In recent years, Morocco has embarked on extensive cultural reforms – beginning with the adoption of a new constitution in 2011 – as well as structural reforms to its economy which contributed to lifting annual GDP growth to trend at 4.6% between 2003 and 2012, according to the World Bank. However, despite good growth of 4.4% in 2015, drought has hit the economy hard this year and the growth rate is expected to be slashed by more than half to come in at just to 2% in 2016.
Despite the concerns raised by the slowing economy and market saturation, key make-up and skincare categories are both expected to maintain growth of around 9% over the coming years, according to market-research group Euromonitor International. The research group predicts that the skincare and make-up categories will both hit Dh1.4 billion ($144m) at constant 2015 prices in 2020. The growing desire of Moroccan women (who are strongly influenced by Western trends) to take greater care of their appearance is driving both growth and competition in the market. Indeed, although the market is slowing, key beauty players continue to invest in beauty in the country. “Competition between existing players and new entrants is increasing, with companies enlarging their product lines, enhancing their marketing activities, and widening their distribution networks,” Euromonitor reports.
French beauty company L’Oréal is the market leader in both skincare and make-up, commanding more than a 20% value share, according to Euromonitor. The company’s long presence in the market, together with its diversified product offer and extensive distribution network that covers traditional and modern retailers, ensures that it is well-placed to capitalize on changing market dynamics.

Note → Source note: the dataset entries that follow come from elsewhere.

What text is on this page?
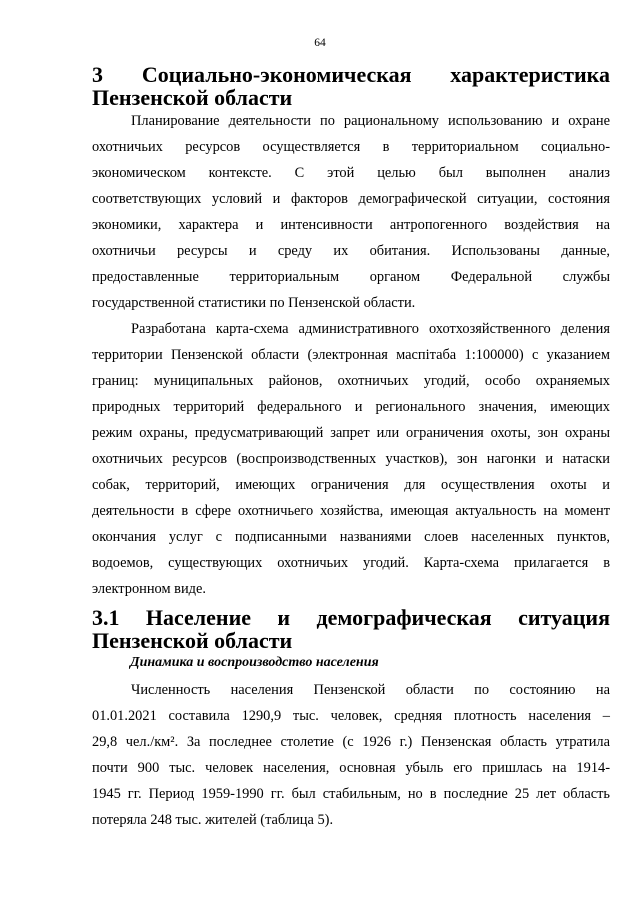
64
3 Социально-экономическая характеристика
Пензенской области
Планирование деятельности по рациональному использованию и охране
охотничьих ресурсов осуществляется в территориальном социально-
экономическом контексте. С этой целью был выполнен анализ
соответствующих условий и факторов демографической ситуации, состояния
экономики, характера и интенсивности антропогенного воздействия на
охотничьи ресурсы и среду их обитания. Использованы данные,
предоставленные территориальным органом Федеральной службы
государственной статистики по Пензенской области.
Разработана карта-схема административного охотхозяйственного деления
территории Пензенской области (электронная маспітаба 1:100000) с указанием
границ: муниципальных районов, охотничьих угодий, особо охраняемых
природных территорий федерального и регионального значения, имеющих
режим охраны, предусматривающий запрет или ограничения охоты, зон охраны
охотничьих ресурсов (воспроизводственных участков), зон нагонки и натаски
собак, территорий, имеющих ограничения для осуществления охоты и
деятельности в сфере охотничьего хозяйства, имеющая актуальность на момент
окончания услуг с подписанными названиями слоев населенных пунктов,
водоемов, существующих охотничьих угодий. Карта-схема прилагается в
электронном виде.
3.1 Население и демографическая ситуация
Пензенской области
Динамика и воспроизводство населения
Численность населения Пензенской области по состоянию на
01.01.2021 составила 1290,9 тыс. человек, средняя плотность населения –
29,8 чел./км². За последнее столетие (с 1926 г.) Пензенская область утратила
почти 900 тыс. человек населения, основная убыль его пришлась на 1914-
1945 гг. Период 1959-1990 гг. был стабильным, но в последние 25 лет область
потеряла 248 тыс. жителей (таблица 5).
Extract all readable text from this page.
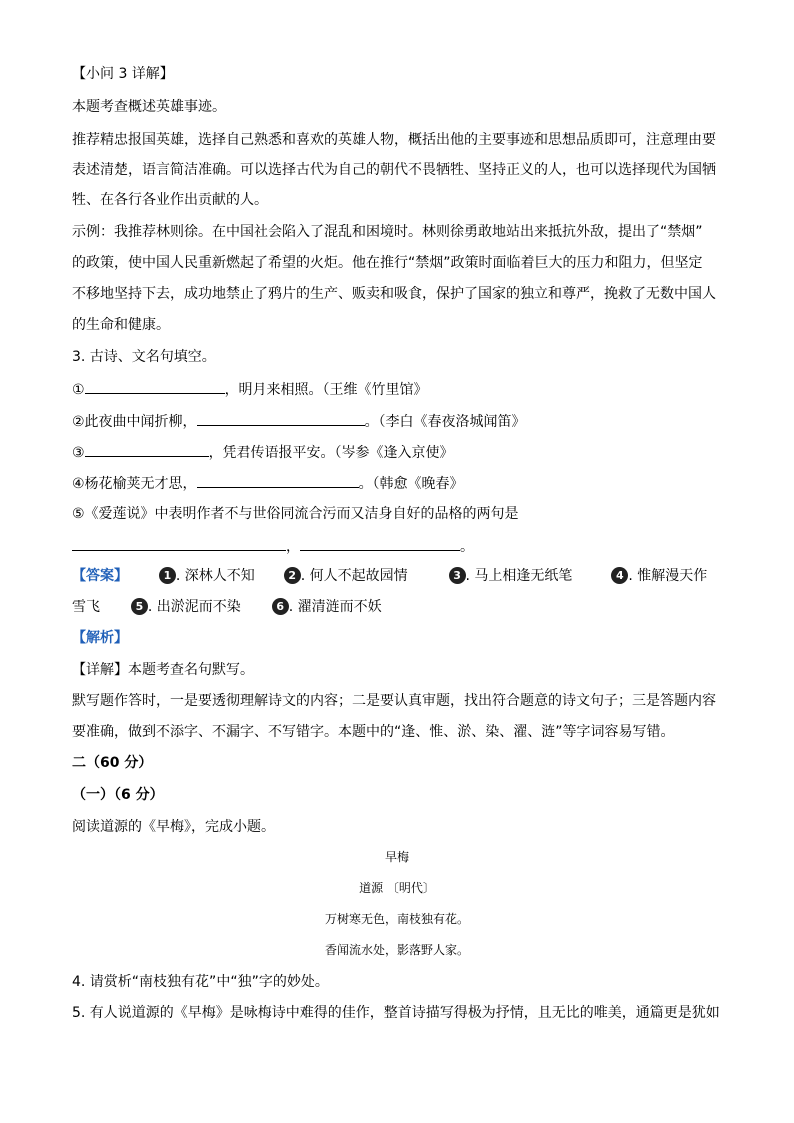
【小问 3 详解】
本题考查概述英雄事迹。
推荐精忠报国英雄，选择自己熟悉和喜欢的英雄人物，概括出他的主要事迹和思想品质即可，注意理由要
表述清楚，语言简洁准确。可以选择古代为自己的朝代不畏牺牲、坚持正义的人，也可以选择现代为国牺
牲、在各行各业作出贡献的人。
示例：我推荐林则徐。在中国社会陷入了混乱和困境时。林则徐勇敢地站出来抵抗外敌，提出了“禁烟”
的政策，使中国人民重新燃起了希望的火炬。他在推行“禁烟”政策时面临着巨大的压力和阻力，但坚定
不移地坚持下去，成功地禁止了鸦片的生产、贩卖和吸食，保护了国家的独立和尊严，挽救了无数中国人
的生命和健康。
3. 古诗、文名句填空。
①	，明月来相照。（王维《竹里馆》
②此夜曲中闻折柳，	。（李白《春夜洛城闻笛》
③	，凭君传语报平安。（岑参《逢入京使》
④杨花榆荚无才思，	。（韩愈《晚春》
⑤《爱莲说》中表明作者不与世俗同流合污而又洁身自好的品格的两句是
，	。
【答案】	1 . 深林人不知	2 . 何人不起故园情	3 . 马上相逢无纸笔	4 . 惟解漫天作
雪飞	5 . 出淤泥而不染	6 . 濯清涟而不妖
【解析】
【详解】本题考查名句默写。
默写题作答时，一是要透彻理解诗文的内容；二是要认真审题，找出符合题意的诗文句子；三是答题内容
要准确，做到不添字、不漏字、不写错字。本题中的“逢、惟、淤、染、濯、涟”等字词容易写错。
二（60 分）
（一）（6 分）
阅读道源的《早梅》，完成小题。
早梅
道源 〔明代〕
万树寒无色，南枝独有花。
香闻流水处，影落野人家。
4. 请赏析“南枝独有花”中“独”字的妙处。
5. 有人说道源的《早梅》是咏梅诗中难得的佳作，整首诗描写得极为抒情，且无比的唯美，通篇更是犹如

There is also some movement in distribution in the country. The development of shopping malls such as Casablanca’s Morocco Mall or Marrakesh’s Eden Square has helped drive the consumer appetites for prestige brands, especially among the growing middle classes. Earlier this year, Middle East luxury group Chalhoub launched its Wojooh perfumery chain in the country, opening two stores in Casablanca and signalling further openings in key hubs Rabat, Marrakesh and Tangier.
Chalhoub says it is optimistic about the potential of the market in Morocco. On the occasion of the launch of Wojooh in the country, Chalhoub Group co-ceo Patrick Chalhoub commented: “It is true that the luxury sector in the Gulf countries is going through change, but we will continue to develop by integrating new emerging markets like Morocco. There, the consumption landscape is changing as the demand for branded products and high quality increases. We plan to expand our influence in other towns in Morocco and to invest more heavily in this market.”
Chalhoub is poised to take advantage of some retail players’ weaknesses in the market. Insiders report that French perfumery chain Marionnaud is struggling, while earlier this year Askal Group announced it would close luxury French department store Galeries Lafayette, present in the Morocco Mall, and replace it with an as yet unnamed international mass retailer. More change no doubt lies ahead.